Tomamos a liberdade de iniciar este artigo relembrando a pergunta feita em texto de Saffioti, escrito em 1996, e sua crítica a respeito dos Olhares que devemos construir quando falamos sobre a violência de gênero que é praticada contra crianças e adolescentes.

Um pouco de contexto

Acreditamos que, se você chegou a esse texto, está acompanhando a história de uma criança de 10 anos que foi estuprada e já estava grávida de cinco meses. Já faz dez dias que a situação é debatida na internet e levanta uma série de pontos que não podem ser deixados para trás.

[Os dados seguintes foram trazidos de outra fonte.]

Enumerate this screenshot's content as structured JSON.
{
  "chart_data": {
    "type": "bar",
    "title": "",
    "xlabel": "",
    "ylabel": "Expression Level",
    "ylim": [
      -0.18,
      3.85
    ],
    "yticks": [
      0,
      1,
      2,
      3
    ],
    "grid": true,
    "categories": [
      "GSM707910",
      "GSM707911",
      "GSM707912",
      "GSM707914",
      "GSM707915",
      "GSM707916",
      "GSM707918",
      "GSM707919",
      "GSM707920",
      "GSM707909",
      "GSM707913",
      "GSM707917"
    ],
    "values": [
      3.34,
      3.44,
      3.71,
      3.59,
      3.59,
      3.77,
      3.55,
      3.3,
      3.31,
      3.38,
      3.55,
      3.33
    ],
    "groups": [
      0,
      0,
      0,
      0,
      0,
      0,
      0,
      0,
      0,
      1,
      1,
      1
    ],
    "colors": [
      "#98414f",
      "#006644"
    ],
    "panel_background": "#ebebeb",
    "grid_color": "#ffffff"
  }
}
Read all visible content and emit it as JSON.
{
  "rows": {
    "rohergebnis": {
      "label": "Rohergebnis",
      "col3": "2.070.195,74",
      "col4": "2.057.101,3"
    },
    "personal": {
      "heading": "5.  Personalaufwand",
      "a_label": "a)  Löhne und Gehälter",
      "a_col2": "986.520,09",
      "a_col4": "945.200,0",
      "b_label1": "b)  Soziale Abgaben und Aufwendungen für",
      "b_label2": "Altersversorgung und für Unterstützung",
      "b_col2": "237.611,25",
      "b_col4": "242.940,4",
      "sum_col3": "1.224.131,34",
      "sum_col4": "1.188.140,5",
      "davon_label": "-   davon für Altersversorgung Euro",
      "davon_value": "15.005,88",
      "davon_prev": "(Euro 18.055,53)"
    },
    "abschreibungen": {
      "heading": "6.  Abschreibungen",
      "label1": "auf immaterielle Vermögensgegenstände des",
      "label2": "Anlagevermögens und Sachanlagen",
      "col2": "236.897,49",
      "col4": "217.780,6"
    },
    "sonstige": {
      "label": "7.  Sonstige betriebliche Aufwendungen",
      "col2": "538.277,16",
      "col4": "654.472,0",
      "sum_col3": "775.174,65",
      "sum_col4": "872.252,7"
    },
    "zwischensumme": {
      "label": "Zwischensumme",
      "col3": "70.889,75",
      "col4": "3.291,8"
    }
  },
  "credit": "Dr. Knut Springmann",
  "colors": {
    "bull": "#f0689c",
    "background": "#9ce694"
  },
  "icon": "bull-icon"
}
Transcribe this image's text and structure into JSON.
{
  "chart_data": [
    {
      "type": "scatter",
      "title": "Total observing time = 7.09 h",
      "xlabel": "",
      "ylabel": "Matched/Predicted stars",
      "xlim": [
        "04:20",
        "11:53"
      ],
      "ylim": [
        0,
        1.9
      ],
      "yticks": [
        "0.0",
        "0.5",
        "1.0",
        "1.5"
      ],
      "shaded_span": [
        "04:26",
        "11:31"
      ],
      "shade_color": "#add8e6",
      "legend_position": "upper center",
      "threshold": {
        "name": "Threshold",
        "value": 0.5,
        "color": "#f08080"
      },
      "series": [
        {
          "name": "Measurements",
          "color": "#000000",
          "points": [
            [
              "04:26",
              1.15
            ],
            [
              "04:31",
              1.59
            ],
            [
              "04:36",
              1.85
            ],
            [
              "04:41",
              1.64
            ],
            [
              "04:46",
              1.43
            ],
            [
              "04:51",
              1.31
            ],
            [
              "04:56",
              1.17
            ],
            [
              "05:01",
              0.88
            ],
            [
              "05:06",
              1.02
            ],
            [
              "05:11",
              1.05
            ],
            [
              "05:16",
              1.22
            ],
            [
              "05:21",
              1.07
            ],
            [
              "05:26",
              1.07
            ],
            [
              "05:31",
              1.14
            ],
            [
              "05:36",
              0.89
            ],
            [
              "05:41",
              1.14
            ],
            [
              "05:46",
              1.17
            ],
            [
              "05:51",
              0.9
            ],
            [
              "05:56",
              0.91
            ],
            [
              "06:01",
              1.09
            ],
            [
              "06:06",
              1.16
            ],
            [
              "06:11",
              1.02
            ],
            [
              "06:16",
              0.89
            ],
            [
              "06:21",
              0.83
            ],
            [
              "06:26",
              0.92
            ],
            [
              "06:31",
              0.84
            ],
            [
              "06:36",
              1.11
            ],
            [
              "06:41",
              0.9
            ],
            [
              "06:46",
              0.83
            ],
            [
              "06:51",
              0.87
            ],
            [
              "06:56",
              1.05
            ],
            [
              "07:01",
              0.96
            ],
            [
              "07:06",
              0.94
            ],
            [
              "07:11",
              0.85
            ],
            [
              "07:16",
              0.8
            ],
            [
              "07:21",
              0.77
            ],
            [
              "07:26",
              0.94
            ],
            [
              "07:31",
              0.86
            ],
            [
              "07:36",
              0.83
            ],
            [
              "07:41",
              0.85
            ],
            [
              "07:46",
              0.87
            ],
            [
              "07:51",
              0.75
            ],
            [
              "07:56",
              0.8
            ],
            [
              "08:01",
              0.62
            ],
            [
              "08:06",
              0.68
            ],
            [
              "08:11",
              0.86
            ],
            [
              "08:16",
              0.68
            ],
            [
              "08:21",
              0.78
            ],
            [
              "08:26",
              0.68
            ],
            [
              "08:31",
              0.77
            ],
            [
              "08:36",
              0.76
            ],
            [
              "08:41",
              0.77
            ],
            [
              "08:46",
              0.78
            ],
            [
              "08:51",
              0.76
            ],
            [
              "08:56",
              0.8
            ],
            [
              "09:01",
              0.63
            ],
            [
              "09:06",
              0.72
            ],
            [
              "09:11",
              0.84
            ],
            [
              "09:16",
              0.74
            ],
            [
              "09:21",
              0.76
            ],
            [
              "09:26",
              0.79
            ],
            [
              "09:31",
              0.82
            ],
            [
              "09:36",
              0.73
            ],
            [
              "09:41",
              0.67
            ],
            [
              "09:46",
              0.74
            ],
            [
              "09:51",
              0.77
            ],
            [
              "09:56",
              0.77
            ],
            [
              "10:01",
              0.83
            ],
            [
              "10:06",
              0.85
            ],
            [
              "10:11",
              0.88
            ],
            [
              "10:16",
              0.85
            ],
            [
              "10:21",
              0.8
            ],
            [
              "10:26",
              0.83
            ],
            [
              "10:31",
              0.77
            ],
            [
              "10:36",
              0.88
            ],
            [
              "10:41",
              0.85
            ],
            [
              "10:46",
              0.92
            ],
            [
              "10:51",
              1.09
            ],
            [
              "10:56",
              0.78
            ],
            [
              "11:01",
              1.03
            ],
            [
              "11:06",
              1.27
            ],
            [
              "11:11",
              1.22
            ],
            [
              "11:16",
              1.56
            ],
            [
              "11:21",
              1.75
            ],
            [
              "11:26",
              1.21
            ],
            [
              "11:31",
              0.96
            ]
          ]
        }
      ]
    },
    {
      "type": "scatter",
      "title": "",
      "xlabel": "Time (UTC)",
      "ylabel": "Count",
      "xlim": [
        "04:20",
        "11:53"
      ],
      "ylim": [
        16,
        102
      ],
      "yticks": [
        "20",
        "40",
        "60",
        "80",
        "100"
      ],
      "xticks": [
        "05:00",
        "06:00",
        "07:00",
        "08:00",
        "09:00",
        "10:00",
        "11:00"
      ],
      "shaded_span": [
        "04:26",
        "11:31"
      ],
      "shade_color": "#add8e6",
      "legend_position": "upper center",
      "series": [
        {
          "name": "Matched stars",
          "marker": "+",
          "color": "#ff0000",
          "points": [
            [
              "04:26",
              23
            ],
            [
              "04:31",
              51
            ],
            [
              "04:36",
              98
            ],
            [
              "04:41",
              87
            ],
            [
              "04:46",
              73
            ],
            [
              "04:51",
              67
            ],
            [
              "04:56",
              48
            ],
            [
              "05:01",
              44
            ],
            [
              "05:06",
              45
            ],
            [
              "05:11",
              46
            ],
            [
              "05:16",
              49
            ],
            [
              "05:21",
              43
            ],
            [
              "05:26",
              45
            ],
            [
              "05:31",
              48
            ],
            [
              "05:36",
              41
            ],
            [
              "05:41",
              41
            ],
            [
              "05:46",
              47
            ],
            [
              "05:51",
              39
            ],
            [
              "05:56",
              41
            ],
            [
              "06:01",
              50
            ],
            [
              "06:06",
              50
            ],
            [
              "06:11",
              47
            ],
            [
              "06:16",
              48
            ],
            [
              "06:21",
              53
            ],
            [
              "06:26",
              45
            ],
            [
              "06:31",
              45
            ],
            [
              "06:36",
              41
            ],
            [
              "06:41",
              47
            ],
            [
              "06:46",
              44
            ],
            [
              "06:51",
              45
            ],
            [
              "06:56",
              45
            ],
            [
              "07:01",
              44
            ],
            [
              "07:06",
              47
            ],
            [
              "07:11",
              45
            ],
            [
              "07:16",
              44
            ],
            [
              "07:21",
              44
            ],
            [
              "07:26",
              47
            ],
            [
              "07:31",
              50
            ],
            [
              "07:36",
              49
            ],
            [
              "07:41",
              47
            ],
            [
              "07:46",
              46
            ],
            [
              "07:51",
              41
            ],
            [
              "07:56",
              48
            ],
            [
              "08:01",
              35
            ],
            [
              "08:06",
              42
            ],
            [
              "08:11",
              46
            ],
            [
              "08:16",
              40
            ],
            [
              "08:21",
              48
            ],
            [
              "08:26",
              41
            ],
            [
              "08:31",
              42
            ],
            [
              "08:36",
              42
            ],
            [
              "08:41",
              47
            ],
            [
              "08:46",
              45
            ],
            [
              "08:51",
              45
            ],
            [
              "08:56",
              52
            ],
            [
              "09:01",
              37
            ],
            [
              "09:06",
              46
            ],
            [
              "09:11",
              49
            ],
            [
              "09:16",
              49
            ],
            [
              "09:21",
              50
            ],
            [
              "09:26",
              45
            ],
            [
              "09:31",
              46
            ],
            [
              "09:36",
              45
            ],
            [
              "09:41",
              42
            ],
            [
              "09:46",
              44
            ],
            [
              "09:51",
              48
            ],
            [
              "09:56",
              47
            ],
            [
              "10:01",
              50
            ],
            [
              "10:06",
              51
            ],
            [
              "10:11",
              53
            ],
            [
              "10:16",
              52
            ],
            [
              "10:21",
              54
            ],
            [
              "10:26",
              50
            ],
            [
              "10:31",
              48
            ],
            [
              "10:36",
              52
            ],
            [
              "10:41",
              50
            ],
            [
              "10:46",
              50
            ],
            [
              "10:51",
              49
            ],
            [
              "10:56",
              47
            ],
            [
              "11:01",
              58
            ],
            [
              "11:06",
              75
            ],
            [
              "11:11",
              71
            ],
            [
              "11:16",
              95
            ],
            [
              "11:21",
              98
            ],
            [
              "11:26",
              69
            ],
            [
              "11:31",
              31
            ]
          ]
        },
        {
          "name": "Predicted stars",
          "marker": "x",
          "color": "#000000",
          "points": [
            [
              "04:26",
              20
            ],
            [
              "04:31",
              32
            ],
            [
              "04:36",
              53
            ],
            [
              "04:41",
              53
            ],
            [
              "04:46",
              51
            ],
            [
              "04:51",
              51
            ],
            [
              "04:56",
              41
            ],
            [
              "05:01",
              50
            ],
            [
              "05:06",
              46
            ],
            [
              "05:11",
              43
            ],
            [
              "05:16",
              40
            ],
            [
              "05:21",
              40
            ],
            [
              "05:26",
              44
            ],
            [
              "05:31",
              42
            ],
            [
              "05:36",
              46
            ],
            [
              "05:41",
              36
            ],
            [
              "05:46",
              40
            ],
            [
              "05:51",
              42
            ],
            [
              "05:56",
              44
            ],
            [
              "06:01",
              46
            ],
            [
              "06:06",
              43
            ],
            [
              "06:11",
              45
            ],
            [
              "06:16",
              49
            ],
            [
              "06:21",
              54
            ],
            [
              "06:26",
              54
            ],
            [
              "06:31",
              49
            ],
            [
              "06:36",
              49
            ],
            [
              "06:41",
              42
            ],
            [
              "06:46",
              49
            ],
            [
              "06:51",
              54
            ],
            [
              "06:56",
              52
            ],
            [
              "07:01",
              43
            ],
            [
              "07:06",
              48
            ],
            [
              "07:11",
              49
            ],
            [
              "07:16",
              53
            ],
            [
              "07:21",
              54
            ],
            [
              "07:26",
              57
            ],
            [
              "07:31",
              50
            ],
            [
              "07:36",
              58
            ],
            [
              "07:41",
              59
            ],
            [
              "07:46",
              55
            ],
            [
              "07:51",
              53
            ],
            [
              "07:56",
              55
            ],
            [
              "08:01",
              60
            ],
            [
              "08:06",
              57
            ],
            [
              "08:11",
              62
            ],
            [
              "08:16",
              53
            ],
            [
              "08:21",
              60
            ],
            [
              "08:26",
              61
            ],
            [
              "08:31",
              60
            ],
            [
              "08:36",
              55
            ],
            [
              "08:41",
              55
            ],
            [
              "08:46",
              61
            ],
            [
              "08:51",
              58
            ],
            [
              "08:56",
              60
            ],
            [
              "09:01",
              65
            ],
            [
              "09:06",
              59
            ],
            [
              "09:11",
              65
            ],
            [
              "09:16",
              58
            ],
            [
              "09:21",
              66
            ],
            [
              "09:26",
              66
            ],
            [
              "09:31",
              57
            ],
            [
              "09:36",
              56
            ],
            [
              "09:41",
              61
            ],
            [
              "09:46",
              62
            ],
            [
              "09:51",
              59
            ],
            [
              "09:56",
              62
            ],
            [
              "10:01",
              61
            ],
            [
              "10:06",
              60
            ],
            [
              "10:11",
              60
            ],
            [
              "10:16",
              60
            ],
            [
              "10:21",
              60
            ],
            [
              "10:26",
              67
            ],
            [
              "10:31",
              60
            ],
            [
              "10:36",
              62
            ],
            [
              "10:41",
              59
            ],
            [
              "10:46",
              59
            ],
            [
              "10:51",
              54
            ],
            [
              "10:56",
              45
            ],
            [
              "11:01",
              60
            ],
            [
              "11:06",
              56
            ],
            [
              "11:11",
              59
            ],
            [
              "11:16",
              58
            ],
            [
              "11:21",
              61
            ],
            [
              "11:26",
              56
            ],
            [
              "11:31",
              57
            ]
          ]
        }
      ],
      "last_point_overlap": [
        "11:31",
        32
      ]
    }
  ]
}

Tudo começou quando a criança tentou fazer um aborto legal em um hospital (fontes divergem de qual) na cidade de Vitória-ES sob o argumento que o tempo de gestação para o aborto legal estaria fora do previsto em lei, quando a lei (supostamente) permitiria o aborto após até 20 semanas, quando na verdade não há qualquer previsão legal neste sentido, mas apenas uma menção em regulamentos médicos.

A criança teve seu direito negado pelo sistema de saúde, mas o Juiz da Vara da Infância e da Juventude de São Mateus (ES), cidade onde a menina grávida mora,  atendeu pedido do Ministério Público Estadual (MP-ES). Mesmo com autorização, a criança só conseguiu fazer o procedimento em outro estado.

O debate levanta diversos pontos que precisam ser discutidos a respeito da interpretação da lei, sobre a necessidade de se fazer uma análise sobre peculiaridades da infância e um recorte feminista nesta questão. No fim, fazemos a proposta para que sejam analisados outros pontos que a mídia não discutiu com tanta profundidade e damos alguns direcionamentos.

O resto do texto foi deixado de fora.